Du haut de l'escarpement surplombant les villages alentours, ainsi que les différents bâtiments du Sanctuaire, je contemplais le viol qui avait été perpétrée durant notre absence. A l'amère perte qui avait soldé notre séjour romain, s'ajoutait maintenant la plaie vive de voir notre foyer souillé par les marqueurs de la guerre. Preuves les plus marquantes de ce qui avait pu se dérouler, les Maisons du Capricorne et Bélier, éventrée, détruites, ouvertes aux quatre vents. Rome n'avait pas été la seule à subir les assauts outrageux de créatures venues des ombres, et d'après les récits que nous avions pu avoir des personnes rencontrées sur le chemin, villageois revenus sur leurs terres pour reconstruire ce qui était parti en fumée, d'autres puissances phénoménales s'étaient éveillées en ces lieux, aidées par des guerriers féroces venus d'on ne savait où. Bref, il me tardait de revenir au Sanctuaire pour comprendre le fin mot de l'histoire, tout comme j'avais à cœur de m'enquérir de l'état de mes camarades. Voir que notre fief n'était pas entièrement ravagé me laissait entendre que nos chevaliers avaient su défendre les lieux, même avec quelques pertes.

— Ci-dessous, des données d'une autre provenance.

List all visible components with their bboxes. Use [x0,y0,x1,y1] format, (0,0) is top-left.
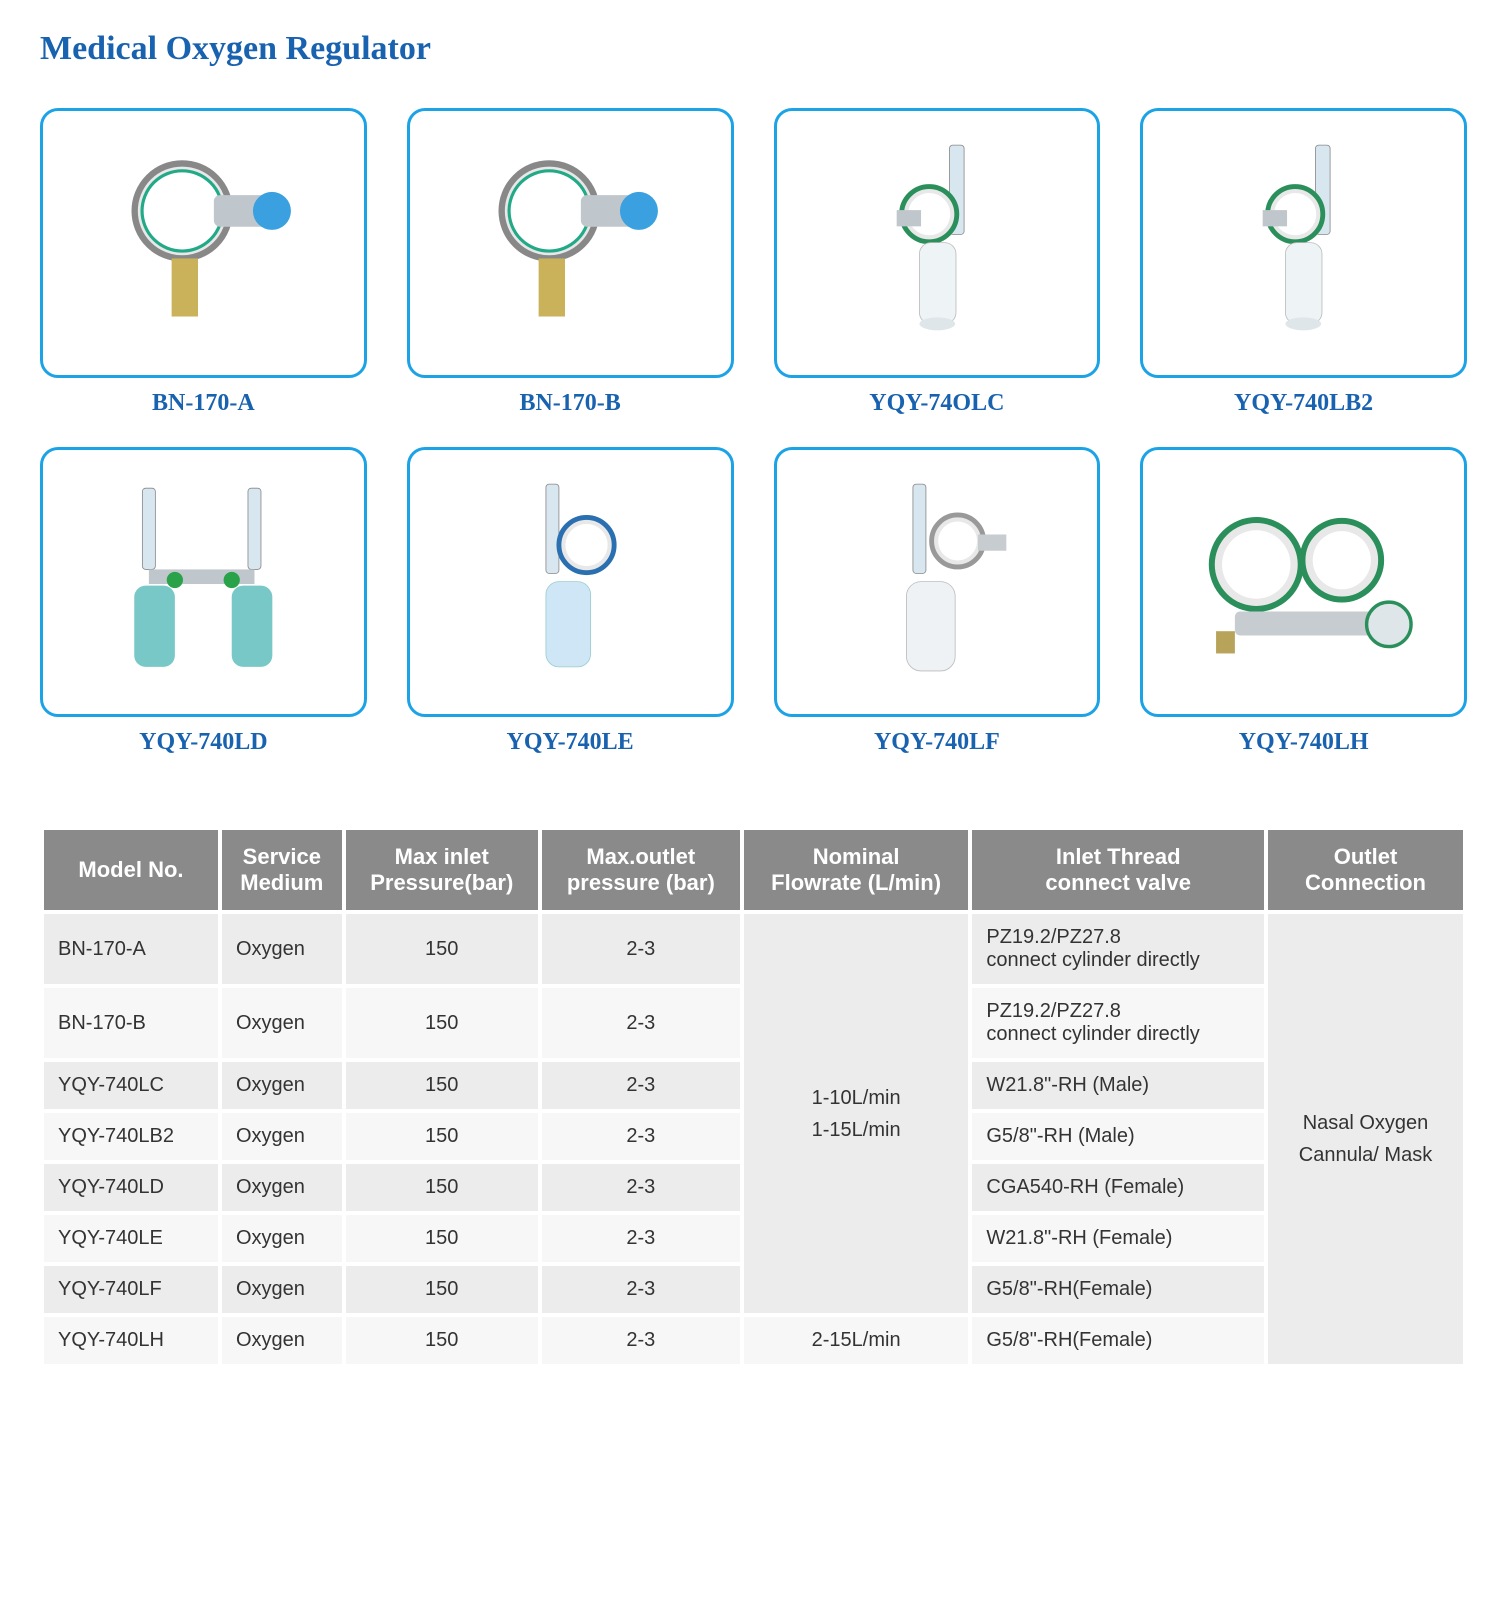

Alors que nous descendions dans la vallée, passant dans les vestiges du village marquant l'entrée du lieu saint, je notais avec exactitude toute trace de lutte ou de destruction, essayant par ma présence de redonner un peu de courage aux travailleurs autour de nous. Ils avaient la mine abattue mais nous regardaient pourtant avec un espoir déchirant, qui m'ordonnait presque de leur donner le Monde, là, maintenant, afin d'apaiser leurs angoisses. Je pouvais comprendre le sentiment qui les assaillaient, car il sourdait aussi au fond de mon cœur. Si notre place forte même n'était pas à l'abri d'une attaque, quelle conclusion tirer de cet épisode? Mais je faisais face avec bravoure, laissant l'or de mon armure baigner leurs iris, l'emplir de chaleur, de toute la chaleur que je pouvais contenir.
Premiers pas sur le marbre des marches marquant l'entrée de notre foyer. Et, subrepticement, je voyais mon ami, mon maitre, le roc sur lequel nous reposions tous, ciller. Les interrogations se bousculèrent dans ma tête, avant que le ressenti pur ne balaye tout dans une morne et insoutenable vérité: deux des nôtres n'étaient plus, et leurs constellations pulsaient leur solitude dans le firmament. Ainsi, c'était bien pire que ce que j'avais pu imaginer, nos rangs aussi bien que notre Sanctuaire marqués d'une ouverture, sordide balafre ne laissant la place qu'à de l'amertume. Et alors que ce constat me laissait hagard, le temps d'un instant, un autre sentiment s'imprima dans mon esprit, empreinte du feu qui s'écoulait dans mes veines: nous avions vaincu une déesse des Temps Anciens, outrepassé nos conditions d'homme rien qu'un moment, et ce n'était pas là la fin de notre fratrie, ni de notre mission divine.
Prenant pied sur l'esplanade suivant le premier portail, avisant la Maison du Bélier, mon visage ne laissait plus place au doute, à la peine ou à la surprise. Nous apportions des nouvelles de l'Ouest, des nouvelles d'espoir, de puissance et de gloire, malgré les ombres qui nous entouraient. Et c'était plus que jamais à nous, les Anciens de notre Ordre, de relever les murs qui étaient tombés, de faire face pour que nos camarades repartent à l'assaut pour la gloire de la déesse, et la protection de l'Humanité.